By the way, not all Black scholars buy into CRT (cf. Voddie Baucham’s Fault Lines: The Social Justice Movement and Evangelicalism's Looming Catastrophe for just one such example). Note the word “theory,” since that is exactly what it is–and a racist one at that. White people are inherently oppressive and must continually repent of their whiteness. This is just another in a long line of intellectual fads.
Furthermore, the corollary that it is merely Blacks who are the inherently oppressed race should be obviously wrong. Some Blacks certainly are not oppressed. Of course, Blacks may be oppressed by individual Whites in given situations, but that is different from typecasting Blacks as the oppressed or victims and Whites as the oppressors or victimizers. Sometimes Whites are the oppressed or victims. This also should be obvious. Privileges cut both ways. Again, it depends on a given situation. In addition, sometimes Blacks are oppressed by Blacks. In fact, according to a 2013 FBI Crime Report, the overwhelming amount of the violent crime committed against Blacks in the U.S. has been done by fellow Blacks (thanks to my Black friend Paul Clarke for this information). To blame this fact on the White race is really myopic and turns individuals into subhumans who cannot but help to act in certain ways.
Following his first chapter entitled “No One is Born a Racist,” Dr. Ben Carson wrote a nice response to CRT. He said,
In his book Up from Slavery, Booker T. Washington provided compelling reasons not to see oneself as a victim and to create one’s own pathway to success. I also read about [Black] explorers, inventors, entrepreneurs, doctors, and a host of other people of great accomplishment. It became apparent that color or race had much less to do with success than hard work, vision, and determination. Yes, there were some people who perhaps had a steeper mountain to climb in order to achieve success, but that simply made them stronger and more capable of scaling the next mountain. With that realization, I stopped listening to people who claimed that the system was rigged against the success of Black people. What does in fact increase chances of failure is a defeatist attitude associated with victimization. This is one of the reasons why those who try to make Blacks feel like long-term victims of a society that once included slavery are doing them no favors and most likely are doing them harm.
…Believe it or not, there are actually substantial numbers of Black people who are prejudiced against other Black people. They consider themselves superior and can be rather hateful and dismissive of other Black people. One interesting tidbit that few people know is that there were many Black slave owners in the South during the early days of slave trading. Some people don’t want to acknowledge that because it contradicts the narrative of innately oppressive white people. (Created Equal: The Painful Past, Confusing Present, and Hopeful Future of Race in America, 27 and 30-1)
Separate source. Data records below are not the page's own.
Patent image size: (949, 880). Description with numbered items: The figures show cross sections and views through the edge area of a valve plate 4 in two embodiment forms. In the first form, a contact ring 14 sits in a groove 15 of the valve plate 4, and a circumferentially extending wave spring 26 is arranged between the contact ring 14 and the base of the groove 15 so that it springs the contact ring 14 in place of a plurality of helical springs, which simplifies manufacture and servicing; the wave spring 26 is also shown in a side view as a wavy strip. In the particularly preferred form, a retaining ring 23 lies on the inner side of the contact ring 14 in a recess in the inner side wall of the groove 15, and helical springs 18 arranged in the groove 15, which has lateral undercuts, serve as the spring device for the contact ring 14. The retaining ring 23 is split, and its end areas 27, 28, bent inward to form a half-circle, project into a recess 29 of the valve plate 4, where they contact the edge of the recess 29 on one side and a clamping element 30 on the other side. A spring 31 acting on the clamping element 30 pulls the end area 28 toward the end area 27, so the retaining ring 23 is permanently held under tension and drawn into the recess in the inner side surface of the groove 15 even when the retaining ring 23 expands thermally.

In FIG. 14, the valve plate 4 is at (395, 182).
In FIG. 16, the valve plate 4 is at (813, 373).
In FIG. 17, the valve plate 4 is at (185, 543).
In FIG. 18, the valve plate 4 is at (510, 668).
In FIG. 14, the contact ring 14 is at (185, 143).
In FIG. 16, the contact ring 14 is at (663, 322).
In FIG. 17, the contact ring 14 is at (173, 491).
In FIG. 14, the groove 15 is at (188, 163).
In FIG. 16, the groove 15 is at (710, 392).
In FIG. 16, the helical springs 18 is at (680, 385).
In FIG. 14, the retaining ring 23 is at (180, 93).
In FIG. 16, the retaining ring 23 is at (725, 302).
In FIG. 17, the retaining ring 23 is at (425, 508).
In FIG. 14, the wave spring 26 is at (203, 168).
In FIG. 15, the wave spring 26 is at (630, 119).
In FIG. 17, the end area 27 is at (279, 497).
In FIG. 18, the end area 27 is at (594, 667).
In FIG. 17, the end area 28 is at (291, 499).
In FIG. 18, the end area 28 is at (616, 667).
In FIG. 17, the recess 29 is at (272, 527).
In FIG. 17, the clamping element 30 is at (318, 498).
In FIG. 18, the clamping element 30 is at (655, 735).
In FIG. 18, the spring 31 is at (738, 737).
Finally, Smith as a scholar should be much more careful in attributing his “whiteness” theory to the Bible. Recall he said that whiteness “helped to identify the origins of Mormon racial folklore that began with the Bible.” Undoubtedly what Smith was referring to was a certain interpretation of the Bible that took Cain, Ham, and Ham’s son Canaan as cursed with black skin and thus, as with the latter, slavery. They were supposedly the origin of the Black race. However, whiteness or White supremacy was never mentioned in the Bible and the Bible also never mentions the origins of the Black race. So yes, a particular theory of the Bible affirmed racism for quite some time, but that is quite different from saying this all originated with the Bible.